No one has to teach Kurt Busch how to win on short tracks. Six of his 20 NASCAR Sprint Cup victories have come on half-mile ovals.

But now the 2004 Cup series champion is ready to test his skills on a different kind of short track: a quarter-mile in a straight line.

Busch, 31, has become a drag racer. He got his NHRA Super Gas competition license last month by completing Roy Hill's Drag Racing School at zMAX Dragway near his Mooresville, N.C., home. The Las Vegas native plans to race in the Gatornationals in March in Gainesville, Fla., on a rare weekend when he's not driving his No. 2 Penske Racing Dodge in the Cup series.

Busch will compete in a Sportsman category in which cars can reach 165 mph in a quarter-mile. His car is a race-prepared 1970 Dodge Challenger with a turbocharged, fuel-injected 426 Dodge Hemi engine. And it will be legal to drive on North Carolina streets.

"We've gotten behind on finishing the Challenger, but we plan to be at the Gatornationals," he said. "It's been fun learning what the drag racing world is about."

Busch decided to try drag racing after being encouraged by Pro Stock champion Greg Anderson and Don Prudhomme, who like Busch was sponsored by Miller Brewing.

While Busch has been getting a feel for straight-line horsepower, his wife, Eva, has been horsing, too. She has been training for dressage competition with 1992 Olympic bronze medalist Michael Poulin.

"It might be fun after Eva learns more about dressage for her to teach me a little," Busch said Saturday before Cup qualifying at Fontana, Calif. "My dad always recommended that four tires are better than two on vehicles. I don't know about the four-hoof thing."

Busch's brief exposure to dead-start drag racing isn't likely to mean anything when the green flag flies Sunday for the Shelby American Cup race at Las Vegas Motor Speedway.
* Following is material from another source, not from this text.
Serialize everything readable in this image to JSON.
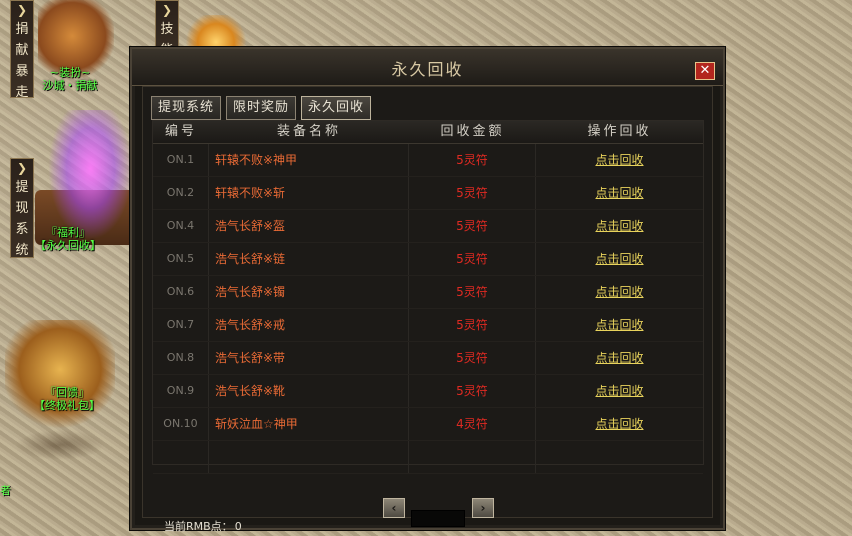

And it's safe to say he won't be doing any pedal-to-the floor drag racing down NASCAR pit roads.

Busch likes his chances of challenging for another Cup championship under new crew chief Steve Addington, who headed younger brother Kyle Busch's No. 18 Joe Gibbs Racing team the past two years when they won 12 times.

Kurt won twice last year and finished fourth in points. Only three Hendrick Racing Chevrolets finished higher.

"All the good things seem to be lining up for this weekend," Busch said. "It's a true confidence builder to head back into Vegas knowing that you have a guy calling the shots (Addington) for us who won the thing there last year," Busch said.

In 2009, Kyle Busch won the pole -- Kurt started second -- and the race.

Addington lost a gamble to pit late in the Daytona 500 when Kurt Busch was running fourth with a few laps left and finished 23rd. On Sunday, they rebounded to place sixth at Fontana.

In nine career LVMS starts, Busch has never started outside the top 10, with a best finish of third in 2005 while driving a Ford for Roush Fenway Racing.